News on Georgia, local peach crop anything but peachy
You might have to use canned peaches for that cobbler this summer. Fresh peach ice cream? May not be happening this year with the regularity that it has in past summers.
The peach crop in Georgia and neighboring states has been devastated by the weather, including a warmer than normal winter and a late March freeze.
Nearly 80 percent of the Georgia peach crop was wiped out, Agriculture Commissioner Gary Black told The Atlanta Journal-Constitution on Tuesday.
A Chattahoochee Valley grower in East Alabama confirms that the news is not good on that side of the river, as well.
“Our crop was hurt this year by the late frost in March,” said Allie Corcoran, with the Alabama Cooperative Extension Service and co-owner of Backyard Orchards in southern Russell County. “... We will probably have half the crop we were supposed to.”
Backyard Orchards, located on U.S. 431 at the Russell County-Barbour County line, was hit hard last year when half of its 10 acres of peach trees were lost to disease caused by the December 2015 flood, Corcoran said.
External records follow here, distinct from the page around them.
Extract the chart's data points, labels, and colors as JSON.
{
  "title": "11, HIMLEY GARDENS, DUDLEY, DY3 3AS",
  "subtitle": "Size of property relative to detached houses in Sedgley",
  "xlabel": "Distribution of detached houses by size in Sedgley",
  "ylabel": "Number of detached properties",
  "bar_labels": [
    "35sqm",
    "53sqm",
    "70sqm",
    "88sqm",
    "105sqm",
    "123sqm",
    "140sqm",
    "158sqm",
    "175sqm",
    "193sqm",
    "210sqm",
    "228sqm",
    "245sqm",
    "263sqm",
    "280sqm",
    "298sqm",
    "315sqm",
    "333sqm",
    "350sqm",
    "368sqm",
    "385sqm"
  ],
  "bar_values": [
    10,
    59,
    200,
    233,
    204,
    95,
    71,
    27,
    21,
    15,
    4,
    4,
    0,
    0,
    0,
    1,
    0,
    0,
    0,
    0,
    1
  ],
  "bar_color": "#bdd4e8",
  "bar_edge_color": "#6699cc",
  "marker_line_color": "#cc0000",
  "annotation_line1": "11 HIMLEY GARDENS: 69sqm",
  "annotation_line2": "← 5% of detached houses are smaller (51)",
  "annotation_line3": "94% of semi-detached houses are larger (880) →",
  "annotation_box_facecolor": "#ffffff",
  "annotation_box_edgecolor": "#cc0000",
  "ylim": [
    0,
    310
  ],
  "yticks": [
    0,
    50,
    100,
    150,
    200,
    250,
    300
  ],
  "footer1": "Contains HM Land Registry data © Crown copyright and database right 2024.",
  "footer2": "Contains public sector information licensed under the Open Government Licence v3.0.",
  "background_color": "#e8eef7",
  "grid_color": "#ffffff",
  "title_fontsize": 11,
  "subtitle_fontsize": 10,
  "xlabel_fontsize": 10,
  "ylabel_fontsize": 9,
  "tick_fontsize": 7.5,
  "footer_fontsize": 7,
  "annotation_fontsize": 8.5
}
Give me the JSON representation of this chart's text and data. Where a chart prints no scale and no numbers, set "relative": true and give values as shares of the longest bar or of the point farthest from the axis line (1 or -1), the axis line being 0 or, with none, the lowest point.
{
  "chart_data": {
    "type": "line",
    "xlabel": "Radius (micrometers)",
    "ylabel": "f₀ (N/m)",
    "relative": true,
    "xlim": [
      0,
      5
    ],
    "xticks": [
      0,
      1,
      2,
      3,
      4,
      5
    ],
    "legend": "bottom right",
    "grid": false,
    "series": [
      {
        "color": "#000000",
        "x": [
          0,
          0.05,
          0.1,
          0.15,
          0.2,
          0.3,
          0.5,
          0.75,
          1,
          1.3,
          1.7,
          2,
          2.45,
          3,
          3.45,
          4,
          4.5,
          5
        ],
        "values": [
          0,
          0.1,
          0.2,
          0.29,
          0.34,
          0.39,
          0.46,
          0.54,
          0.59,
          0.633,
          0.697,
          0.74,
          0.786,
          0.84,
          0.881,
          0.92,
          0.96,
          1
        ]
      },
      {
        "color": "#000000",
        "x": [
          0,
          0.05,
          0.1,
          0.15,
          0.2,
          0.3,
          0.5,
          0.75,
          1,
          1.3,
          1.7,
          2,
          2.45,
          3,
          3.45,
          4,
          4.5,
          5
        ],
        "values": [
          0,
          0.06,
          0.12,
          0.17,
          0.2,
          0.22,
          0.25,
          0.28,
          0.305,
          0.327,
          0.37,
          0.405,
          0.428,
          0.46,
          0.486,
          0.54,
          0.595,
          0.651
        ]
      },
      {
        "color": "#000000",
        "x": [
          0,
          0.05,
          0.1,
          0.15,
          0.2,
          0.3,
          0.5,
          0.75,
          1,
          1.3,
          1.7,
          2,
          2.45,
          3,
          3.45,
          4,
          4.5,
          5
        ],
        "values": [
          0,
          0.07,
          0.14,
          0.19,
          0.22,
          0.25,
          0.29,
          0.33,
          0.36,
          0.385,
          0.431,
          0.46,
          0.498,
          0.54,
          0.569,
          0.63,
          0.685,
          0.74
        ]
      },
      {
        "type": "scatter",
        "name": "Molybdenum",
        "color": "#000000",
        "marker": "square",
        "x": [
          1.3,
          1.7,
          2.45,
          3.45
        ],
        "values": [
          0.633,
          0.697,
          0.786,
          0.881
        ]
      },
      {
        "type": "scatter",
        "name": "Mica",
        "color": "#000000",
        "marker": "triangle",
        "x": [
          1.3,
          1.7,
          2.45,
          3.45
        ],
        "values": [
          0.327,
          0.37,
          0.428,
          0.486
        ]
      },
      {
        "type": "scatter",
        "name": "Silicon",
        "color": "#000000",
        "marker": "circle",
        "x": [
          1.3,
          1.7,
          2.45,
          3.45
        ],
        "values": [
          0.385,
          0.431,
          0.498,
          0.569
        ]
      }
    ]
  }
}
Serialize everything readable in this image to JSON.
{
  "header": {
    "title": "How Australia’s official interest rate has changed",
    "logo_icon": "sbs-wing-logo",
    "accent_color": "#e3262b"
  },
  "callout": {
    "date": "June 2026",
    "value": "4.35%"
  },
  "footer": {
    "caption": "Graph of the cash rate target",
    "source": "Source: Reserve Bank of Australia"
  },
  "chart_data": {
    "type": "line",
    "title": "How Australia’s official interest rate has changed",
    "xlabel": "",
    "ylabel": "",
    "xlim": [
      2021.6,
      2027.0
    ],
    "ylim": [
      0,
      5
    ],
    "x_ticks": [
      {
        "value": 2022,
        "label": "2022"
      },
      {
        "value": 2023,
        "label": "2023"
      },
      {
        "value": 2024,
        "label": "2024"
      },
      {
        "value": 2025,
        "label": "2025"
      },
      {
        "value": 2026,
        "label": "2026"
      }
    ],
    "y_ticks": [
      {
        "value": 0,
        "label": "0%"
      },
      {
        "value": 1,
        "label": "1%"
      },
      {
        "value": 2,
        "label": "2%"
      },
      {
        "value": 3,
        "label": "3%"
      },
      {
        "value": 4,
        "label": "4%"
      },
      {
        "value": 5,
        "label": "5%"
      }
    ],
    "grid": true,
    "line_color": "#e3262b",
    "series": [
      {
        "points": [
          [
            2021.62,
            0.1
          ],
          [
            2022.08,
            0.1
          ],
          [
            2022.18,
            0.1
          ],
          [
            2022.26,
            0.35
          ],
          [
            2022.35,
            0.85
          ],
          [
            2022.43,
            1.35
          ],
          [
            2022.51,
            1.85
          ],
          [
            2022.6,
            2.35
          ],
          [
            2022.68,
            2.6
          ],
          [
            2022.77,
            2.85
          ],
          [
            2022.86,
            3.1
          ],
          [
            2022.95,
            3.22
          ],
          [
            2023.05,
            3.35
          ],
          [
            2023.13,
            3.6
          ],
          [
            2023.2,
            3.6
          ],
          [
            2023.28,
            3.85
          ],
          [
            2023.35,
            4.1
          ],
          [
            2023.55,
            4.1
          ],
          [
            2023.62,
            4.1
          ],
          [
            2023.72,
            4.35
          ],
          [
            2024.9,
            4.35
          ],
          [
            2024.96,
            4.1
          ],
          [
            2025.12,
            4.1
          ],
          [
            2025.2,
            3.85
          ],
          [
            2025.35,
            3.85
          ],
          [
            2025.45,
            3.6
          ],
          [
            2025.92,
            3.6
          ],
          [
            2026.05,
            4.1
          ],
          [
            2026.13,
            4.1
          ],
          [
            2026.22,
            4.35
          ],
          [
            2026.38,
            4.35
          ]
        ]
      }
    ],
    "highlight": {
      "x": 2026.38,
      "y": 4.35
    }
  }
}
Backyard Orchards still has more than 500 trees, Corcoran said.
The bad news about Georgia peaches is spreading, Corcoran said.
“We have talked to Georgia growers and they are really hurting,” she said.
Ground zero is about an hour east of Columbus, where many of the state’s peaches are grown.
Robert Dickey is a Musella, Ga., peach grower and he figures he’s lost 75 percent of his crop, he told myajc.com.
“Quality is good. The peaches are pretty,” Dickey told myajc.com. “But we just got trees where instead of 500 peaches on it, they have 50 or 100.”
The peaches that are available will cost more, Corcoran said.
“Prices will be a lot higher,” she said. “... You might be looking at $20 for a basket depending on who you are buying from.”